Generalized Algorithm-Based Fault Tolerance: Error Correction via Kalman Estimation

  • Authors:
  • G. Robert Redinbo

  • Affiliations:
  • Univ. of California, Davis

  • Venue:
  • IEEE Transactions on Computers
  • Year:
  • 1998

Quantified Score

Hi-index 14.99

Visualization

Abstract

An extension to Algorithm-Based Fault Tolerance (ABFT) methodologies shows how parity values dictated by a real convolutional code can be employed by Kalman estimation techniques to perform real number correction for protecting linear processing systems. Intermittent failures appearing in the output samples are detected and corrected using only the syndromes normally generated in ABFT schemes. The algebraic structure of a real convolutional code provides separation needed by recursive Kalman state estimators to affect mean-square error correction.
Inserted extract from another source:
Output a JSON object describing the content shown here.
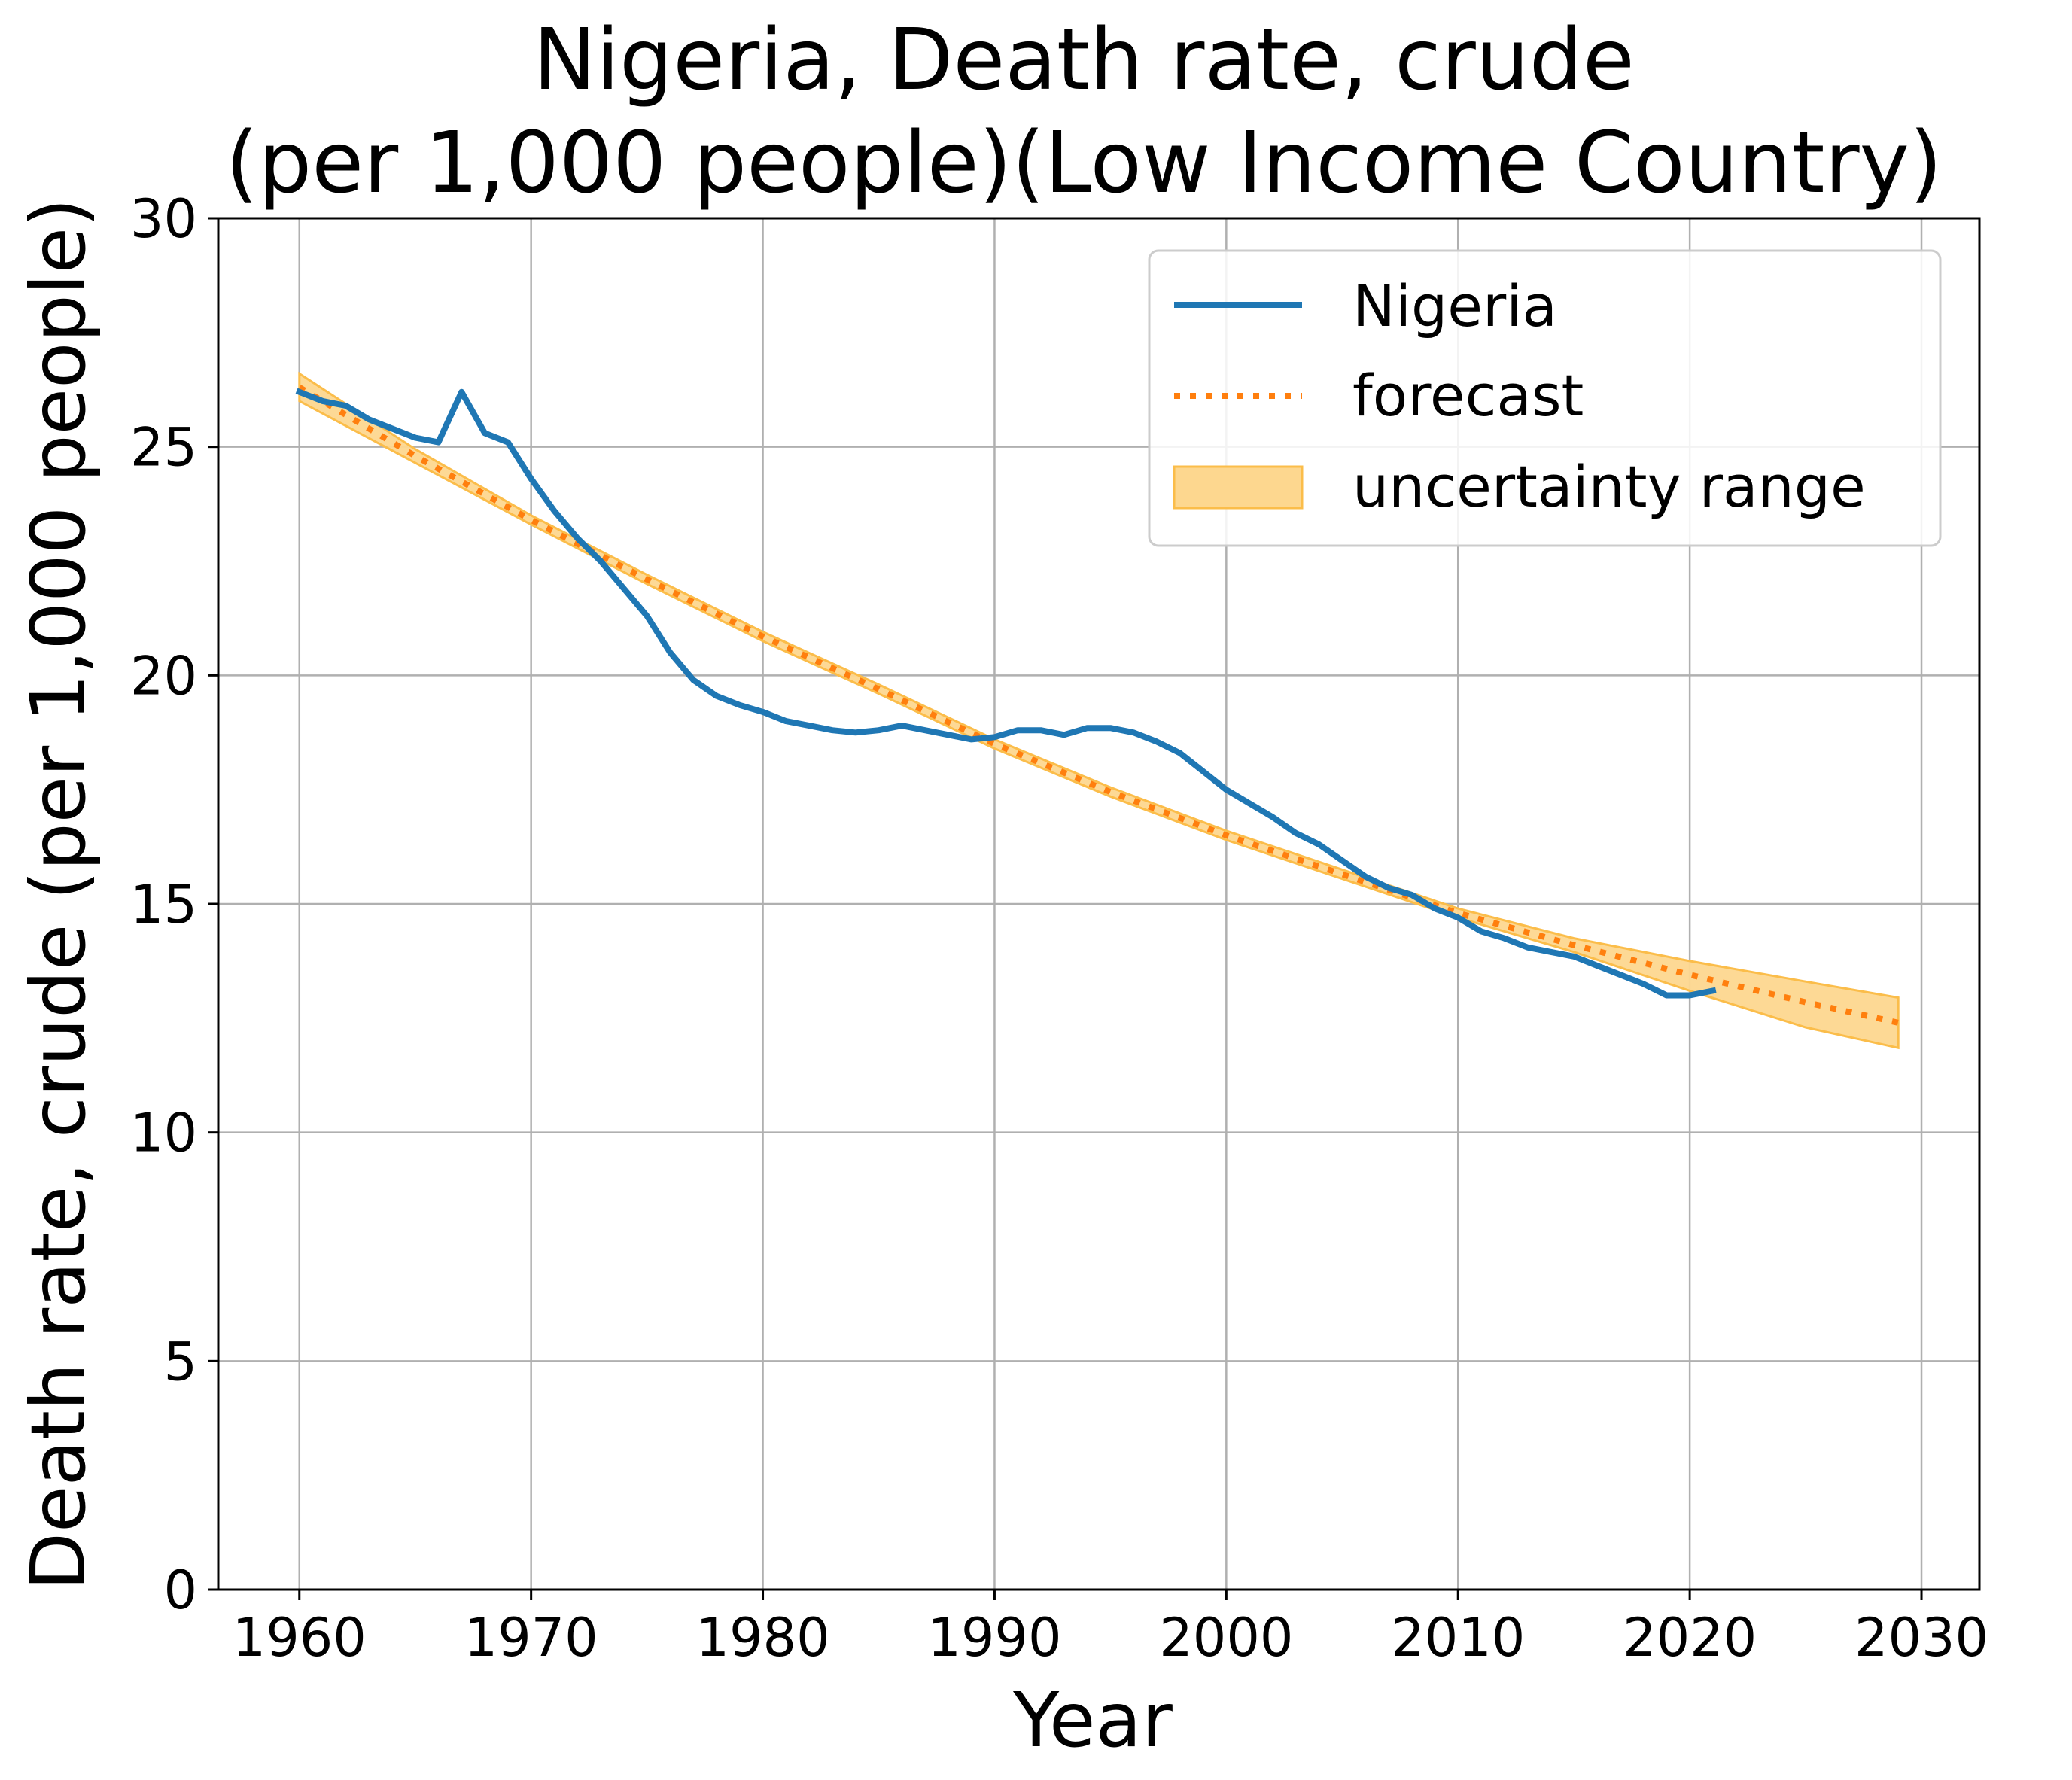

State and parity measurement equations model faults and computational noise in both the linear processing and parity generation subassemblies, and, in a departure from previous models, the noise sources are considered time-varying. The Kalman one-step estimator which makes decisions on all parity values up to the present point is determined, and it separates naturally into detection and correction operations permitting corrective action only when the detection levels exceed thresholds based on roundoff noise energy. The detector/corrector uses efficient multirate block processing techniques as determined by the real convolutional code.A smoothed fixed-lag Kalman estimator which uses parity values for a fixed amount beyond the point of interest is needed to complete the correction. It employs one-step estimator quantities and implementation simplifications are possible. Examples showing the correction behavior and mean-square error performance are presented, and the size of overhead calculations for detection and correction is estimated. A protected processing system is constructed by introducing additional subassemblies, mostly comparators, with the detection and correction parts already described. Under the usual assumptions of at most a single subassembly failure, no improperly detected or corrected data leave the overall protected configuration.